D’abord, tous les héritiers doivent agir ensemble comme liquidateur de succession, ce qui complique les choses en partant. Certes, ils peuvent, à la majorité, désigner l’un d’eux ou un tiers pour liquider la succession. Mais le simple fait de laisser aux héritiers la tâche de nommer un ou des liquidateurs peut dégénérer en querelle et aboutir devant le tribunal. Ensuite, c’est le Code civil du Québec qui décide du rang que prennent les héritiers. Cette désignation est stricte, peut ne pas respecter les volontés du défunt et même être injuste.

Diana Cawfield fait remarquer que, dans la situation démographique d’aujourd’hui, des « explosions de bagarres familiales » sont à prévoir. En effet, nombre de baby-boomers ont des dettes, alors que leurs héritiers s’attendent à recevoir quelque chose en bout de ligne. « Beaucoup de gens dépendent de cet héritage pour leur propre protection, et s’ils n’obtiennent pas ce qu’ils espèrent, c’est là que beaucoup de bagarres commencent », note-t-elle. Certes, les héritiers peuvent refuser une succession déficitaire, mais s’ils sont prévenus d’avance de cette possibilité, la surprise sera moins choquante au moment du règlement de la succession. « La communication est l’une des choses les plus importantes que les familles peuvent faire pour elles-mêmes », souligne une experte interviewée par la chroniqueuse.

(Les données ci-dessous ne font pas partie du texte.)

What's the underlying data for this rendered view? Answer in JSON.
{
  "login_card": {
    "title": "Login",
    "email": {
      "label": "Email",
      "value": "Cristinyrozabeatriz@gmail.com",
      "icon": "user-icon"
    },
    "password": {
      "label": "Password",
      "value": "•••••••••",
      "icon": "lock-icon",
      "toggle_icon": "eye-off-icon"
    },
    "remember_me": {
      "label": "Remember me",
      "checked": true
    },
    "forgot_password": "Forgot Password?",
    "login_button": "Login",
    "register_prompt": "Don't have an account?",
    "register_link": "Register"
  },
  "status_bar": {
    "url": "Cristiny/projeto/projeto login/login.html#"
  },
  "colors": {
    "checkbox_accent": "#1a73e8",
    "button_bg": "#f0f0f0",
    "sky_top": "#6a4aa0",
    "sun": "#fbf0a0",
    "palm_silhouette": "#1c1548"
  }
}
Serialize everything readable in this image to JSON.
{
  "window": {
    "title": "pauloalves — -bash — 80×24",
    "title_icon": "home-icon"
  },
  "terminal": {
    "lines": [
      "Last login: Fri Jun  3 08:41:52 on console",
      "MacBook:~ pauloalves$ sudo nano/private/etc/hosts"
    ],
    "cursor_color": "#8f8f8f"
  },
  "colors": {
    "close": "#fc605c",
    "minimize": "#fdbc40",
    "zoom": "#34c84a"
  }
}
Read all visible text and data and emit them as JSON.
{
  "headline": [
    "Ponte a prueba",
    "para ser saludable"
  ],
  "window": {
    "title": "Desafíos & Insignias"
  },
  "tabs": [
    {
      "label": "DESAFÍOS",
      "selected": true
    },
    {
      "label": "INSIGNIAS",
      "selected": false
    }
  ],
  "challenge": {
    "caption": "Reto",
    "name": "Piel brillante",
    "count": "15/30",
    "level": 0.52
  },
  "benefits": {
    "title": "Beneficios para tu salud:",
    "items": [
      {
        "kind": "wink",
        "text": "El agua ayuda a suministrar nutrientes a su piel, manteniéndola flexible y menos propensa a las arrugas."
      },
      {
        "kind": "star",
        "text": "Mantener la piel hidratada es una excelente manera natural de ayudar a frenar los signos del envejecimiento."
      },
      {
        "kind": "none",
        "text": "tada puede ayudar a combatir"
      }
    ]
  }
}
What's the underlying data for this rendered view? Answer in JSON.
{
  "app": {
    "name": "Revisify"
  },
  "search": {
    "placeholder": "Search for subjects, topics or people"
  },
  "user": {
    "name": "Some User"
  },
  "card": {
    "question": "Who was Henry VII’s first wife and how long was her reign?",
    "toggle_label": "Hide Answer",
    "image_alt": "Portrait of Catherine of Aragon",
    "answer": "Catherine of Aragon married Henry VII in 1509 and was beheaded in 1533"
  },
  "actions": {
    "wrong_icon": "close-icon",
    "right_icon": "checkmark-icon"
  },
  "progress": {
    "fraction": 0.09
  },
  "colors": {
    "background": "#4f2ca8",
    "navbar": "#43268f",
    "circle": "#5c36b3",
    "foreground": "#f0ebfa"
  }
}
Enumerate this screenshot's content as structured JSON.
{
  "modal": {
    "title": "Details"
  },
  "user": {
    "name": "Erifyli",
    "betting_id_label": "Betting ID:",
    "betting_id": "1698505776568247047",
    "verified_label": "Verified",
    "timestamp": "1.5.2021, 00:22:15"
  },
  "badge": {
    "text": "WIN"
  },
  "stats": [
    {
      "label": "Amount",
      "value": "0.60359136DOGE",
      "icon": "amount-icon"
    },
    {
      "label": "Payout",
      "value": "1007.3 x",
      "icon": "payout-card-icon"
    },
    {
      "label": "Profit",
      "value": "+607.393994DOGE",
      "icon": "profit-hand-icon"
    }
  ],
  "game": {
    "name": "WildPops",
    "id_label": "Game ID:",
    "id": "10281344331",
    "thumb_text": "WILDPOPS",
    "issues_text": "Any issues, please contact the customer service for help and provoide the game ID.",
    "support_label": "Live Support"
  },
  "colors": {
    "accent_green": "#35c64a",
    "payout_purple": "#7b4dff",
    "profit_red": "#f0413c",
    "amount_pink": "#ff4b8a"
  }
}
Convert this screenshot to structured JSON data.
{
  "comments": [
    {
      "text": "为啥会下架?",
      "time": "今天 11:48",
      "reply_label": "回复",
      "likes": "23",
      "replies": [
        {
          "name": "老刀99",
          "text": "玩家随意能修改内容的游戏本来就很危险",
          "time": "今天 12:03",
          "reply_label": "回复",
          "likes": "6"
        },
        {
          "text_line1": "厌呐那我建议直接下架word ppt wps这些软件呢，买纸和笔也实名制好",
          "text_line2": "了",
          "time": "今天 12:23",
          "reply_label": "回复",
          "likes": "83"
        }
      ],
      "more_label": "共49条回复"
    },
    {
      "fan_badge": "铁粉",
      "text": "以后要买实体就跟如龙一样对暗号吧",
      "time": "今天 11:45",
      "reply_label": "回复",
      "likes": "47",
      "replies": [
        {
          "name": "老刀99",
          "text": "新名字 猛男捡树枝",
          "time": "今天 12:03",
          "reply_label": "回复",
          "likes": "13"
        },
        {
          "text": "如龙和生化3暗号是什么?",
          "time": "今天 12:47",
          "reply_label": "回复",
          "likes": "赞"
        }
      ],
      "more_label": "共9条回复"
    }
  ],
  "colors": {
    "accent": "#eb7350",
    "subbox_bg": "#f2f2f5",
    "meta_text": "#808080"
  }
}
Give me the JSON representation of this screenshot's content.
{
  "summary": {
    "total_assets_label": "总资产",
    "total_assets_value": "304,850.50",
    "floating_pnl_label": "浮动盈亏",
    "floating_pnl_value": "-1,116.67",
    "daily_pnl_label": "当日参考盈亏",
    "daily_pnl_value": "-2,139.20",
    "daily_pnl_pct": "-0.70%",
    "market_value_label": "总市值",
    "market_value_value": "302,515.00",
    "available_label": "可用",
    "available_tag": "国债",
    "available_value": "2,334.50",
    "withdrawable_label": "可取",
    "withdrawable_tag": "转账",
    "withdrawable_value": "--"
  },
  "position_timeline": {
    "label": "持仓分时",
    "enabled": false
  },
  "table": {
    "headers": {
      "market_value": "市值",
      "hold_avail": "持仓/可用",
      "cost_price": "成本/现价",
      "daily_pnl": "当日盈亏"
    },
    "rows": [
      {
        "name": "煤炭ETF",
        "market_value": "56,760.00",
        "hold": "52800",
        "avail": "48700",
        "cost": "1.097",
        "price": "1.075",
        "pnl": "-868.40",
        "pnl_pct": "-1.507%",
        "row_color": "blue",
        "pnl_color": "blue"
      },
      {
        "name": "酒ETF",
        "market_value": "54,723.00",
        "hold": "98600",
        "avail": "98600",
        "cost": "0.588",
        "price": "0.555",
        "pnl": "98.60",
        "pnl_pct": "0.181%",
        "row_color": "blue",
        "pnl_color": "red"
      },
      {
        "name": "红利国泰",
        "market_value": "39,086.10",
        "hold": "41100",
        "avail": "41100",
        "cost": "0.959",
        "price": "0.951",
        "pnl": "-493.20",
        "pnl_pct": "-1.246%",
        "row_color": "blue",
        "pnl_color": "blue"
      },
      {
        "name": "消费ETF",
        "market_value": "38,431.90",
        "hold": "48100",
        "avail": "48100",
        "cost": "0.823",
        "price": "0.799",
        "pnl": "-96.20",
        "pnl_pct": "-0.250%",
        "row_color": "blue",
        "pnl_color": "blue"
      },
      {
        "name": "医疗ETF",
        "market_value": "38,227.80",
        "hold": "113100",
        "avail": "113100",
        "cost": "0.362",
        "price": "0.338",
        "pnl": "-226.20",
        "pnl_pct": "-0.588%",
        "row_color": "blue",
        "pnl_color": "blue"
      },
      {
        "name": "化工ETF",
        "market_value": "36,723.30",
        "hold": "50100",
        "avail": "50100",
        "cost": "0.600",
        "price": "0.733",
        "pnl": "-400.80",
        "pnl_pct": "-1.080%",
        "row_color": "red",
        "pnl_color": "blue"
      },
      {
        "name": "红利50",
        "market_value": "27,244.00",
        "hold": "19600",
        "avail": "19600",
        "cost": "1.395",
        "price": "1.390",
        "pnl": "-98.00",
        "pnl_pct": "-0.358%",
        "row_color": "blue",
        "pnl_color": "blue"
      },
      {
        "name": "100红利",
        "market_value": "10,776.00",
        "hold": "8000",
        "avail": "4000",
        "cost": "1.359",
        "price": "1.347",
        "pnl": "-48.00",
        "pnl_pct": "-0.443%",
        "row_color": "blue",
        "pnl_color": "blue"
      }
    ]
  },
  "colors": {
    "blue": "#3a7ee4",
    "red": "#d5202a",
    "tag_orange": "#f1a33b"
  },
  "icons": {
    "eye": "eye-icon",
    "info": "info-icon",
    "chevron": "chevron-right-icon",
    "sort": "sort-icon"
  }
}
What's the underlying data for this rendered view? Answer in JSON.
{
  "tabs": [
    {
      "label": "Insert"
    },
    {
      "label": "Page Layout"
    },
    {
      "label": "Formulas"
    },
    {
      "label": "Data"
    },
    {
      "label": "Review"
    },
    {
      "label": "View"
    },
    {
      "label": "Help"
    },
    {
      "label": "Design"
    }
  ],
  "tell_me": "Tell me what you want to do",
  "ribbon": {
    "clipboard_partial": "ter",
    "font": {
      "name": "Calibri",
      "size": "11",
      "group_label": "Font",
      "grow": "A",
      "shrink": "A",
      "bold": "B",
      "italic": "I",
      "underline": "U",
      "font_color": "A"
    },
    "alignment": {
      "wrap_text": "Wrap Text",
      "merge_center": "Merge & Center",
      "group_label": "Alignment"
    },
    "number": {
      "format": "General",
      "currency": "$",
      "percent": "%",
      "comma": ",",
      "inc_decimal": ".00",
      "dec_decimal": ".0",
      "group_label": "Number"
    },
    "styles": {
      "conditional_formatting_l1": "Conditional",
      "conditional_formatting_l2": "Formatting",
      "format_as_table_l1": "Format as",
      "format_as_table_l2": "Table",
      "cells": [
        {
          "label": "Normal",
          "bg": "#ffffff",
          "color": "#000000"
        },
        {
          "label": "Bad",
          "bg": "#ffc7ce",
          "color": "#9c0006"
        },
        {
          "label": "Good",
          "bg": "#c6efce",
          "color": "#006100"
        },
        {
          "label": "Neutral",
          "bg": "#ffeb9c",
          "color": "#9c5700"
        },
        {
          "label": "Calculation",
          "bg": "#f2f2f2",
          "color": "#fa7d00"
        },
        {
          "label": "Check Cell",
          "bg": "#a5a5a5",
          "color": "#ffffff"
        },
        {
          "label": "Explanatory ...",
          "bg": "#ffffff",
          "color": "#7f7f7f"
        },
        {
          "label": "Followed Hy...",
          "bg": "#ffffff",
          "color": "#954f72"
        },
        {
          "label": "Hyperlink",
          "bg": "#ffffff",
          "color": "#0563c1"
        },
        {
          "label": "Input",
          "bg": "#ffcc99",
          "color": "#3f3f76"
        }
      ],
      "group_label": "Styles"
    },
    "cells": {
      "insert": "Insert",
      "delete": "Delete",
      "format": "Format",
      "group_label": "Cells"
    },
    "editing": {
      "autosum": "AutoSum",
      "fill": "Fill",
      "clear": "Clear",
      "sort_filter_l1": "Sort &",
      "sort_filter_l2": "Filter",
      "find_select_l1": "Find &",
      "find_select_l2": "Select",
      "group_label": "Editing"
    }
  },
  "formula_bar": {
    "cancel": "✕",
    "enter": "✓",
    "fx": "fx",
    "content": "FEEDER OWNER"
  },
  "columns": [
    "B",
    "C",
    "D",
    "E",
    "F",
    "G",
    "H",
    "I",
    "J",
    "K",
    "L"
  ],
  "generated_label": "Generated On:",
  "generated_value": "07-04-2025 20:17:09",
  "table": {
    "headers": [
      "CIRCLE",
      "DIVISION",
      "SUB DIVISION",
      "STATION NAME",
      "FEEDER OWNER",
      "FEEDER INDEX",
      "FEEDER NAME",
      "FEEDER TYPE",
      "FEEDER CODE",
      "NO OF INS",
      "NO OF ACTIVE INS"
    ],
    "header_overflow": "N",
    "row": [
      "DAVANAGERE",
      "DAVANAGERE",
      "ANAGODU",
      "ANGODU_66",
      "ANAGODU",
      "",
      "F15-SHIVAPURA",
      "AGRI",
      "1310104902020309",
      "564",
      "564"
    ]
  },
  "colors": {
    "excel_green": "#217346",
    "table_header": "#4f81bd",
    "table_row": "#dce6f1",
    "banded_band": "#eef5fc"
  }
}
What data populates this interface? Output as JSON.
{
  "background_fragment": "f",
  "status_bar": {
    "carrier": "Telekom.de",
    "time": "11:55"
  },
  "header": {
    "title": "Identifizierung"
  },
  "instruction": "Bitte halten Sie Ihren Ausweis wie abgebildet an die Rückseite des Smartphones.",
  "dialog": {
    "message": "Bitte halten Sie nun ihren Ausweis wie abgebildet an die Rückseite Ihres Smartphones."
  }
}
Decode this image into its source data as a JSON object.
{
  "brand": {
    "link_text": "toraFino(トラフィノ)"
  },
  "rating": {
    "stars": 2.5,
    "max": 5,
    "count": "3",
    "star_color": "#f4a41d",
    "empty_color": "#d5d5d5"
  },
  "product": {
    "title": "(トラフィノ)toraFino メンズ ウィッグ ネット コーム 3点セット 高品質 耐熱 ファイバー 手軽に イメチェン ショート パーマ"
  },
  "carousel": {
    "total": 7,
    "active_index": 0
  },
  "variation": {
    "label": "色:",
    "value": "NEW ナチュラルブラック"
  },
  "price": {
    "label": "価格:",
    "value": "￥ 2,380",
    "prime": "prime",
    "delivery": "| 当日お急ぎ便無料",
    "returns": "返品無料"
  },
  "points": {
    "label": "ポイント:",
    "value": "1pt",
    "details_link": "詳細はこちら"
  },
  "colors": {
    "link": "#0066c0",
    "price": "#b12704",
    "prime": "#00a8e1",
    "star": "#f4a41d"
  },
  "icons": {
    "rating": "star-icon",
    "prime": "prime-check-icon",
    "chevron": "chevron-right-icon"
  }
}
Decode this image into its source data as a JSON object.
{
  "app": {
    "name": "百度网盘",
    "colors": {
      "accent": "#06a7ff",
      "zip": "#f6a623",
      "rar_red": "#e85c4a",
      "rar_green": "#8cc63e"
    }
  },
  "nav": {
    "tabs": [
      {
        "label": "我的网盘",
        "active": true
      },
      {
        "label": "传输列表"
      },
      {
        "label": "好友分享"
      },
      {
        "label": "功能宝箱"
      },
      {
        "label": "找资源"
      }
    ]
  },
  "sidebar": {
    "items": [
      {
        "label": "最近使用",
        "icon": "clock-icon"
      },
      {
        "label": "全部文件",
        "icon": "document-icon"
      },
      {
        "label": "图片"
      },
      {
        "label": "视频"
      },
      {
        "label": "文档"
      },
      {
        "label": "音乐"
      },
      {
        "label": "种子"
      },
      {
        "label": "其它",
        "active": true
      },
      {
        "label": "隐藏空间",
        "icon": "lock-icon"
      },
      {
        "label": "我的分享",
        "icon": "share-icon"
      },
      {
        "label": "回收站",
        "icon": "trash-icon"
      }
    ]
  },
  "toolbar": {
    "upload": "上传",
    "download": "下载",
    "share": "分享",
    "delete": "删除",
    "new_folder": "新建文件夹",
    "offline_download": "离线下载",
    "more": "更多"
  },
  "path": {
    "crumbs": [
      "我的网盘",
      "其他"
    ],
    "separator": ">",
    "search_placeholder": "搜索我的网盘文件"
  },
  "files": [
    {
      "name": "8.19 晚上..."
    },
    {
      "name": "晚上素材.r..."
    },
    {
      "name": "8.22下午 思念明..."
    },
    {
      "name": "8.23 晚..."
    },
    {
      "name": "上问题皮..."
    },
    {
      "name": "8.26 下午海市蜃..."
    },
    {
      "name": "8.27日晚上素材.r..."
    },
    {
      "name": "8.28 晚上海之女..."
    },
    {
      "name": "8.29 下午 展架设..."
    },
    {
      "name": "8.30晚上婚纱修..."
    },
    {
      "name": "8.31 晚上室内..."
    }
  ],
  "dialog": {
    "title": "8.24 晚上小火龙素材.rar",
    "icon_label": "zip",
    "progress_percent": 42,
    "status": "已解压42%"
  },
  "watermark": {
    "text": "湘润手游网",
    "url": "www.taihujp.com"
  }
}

Faire un testament n’est pas sorcier. Il peut être d’une grande simplicité, griffonné à l’endos d’une carte postale, par exemple. Il sera parfaitement légal, une fois qu’un tribunal l’aura homologué. Mais, habituellement, il compte plusieurs pages, car les actifs peuvent être nombreux. Dans ce cas, il est fortement recommandé de le faire préparer par un notaire.

Pourquoi? Parce que le document aura un caractère d’authenticité. Cela signifie qu’il sera « utilisable » rapidement après le décès. Les héritiers s’épargneront les démarches liées à la vérification judiciaire du document, qui peut prendre plusieurs semaines en ce qui concerne un testament écrit à la main, par exemple. De plus, en cas de perte ou de destruction du testament, il sera possible d’en obtenir une copie certifiée, puisque le notaire garde en tout temps le document original.

Enfin, il faut ranger un testament dans un endroit facile d’accès pour le liquidateur de succession. On évitera les coffrets de sûreté bancaires qui seront «gelés» pendant quelques jours au lendemain du décès, le temps pour le liquidateur d’obtenir les premiers papiers.

Le mandat en cas d’inaptitude
Aussi important que le testament, le mandat en cas d’inaptitude est un document fondamental en planification successorale.

Quand on meurt, nos soucis s’envolent. Nos proches pleurent notre disparition, puis la vie continue. Par contre, lorsqu’on devient inapte à la suite d’un accident ou d’une maladie, la situation risque d’être drôlement plus compliquée pour tout le monde.

Lorsqu’on rencontre un notaire pour discuter de testament et de planification successorale, il serait avisé de commencer par préparer un mandat en cas d’inaptitude. Cela réglé, on peut passer aux autres étapes. Ainsi, la planification successorale sera complète dans l’intérêt de tous.

Enfin, Diana Cawfield suggère de conclure un contrat de pré-arrangements funéraires. Elle fait cette recommandation à la suite du témoignage de l’experte qu’elle a interviewée. « De cette façon, vous ferez prévaloir vos volontés, et vos successeurs n’auront pas non plus à prendre des décisions à un moment très pénible. C’est ce que mes parents ont fait, et ma mère est encore en vie, mais quand mon père est mort, j’ai béni le ciel de n’avoir eu qu’à donner un coup de téléphone, et tout était déjà organisé », a souligné celle-ci.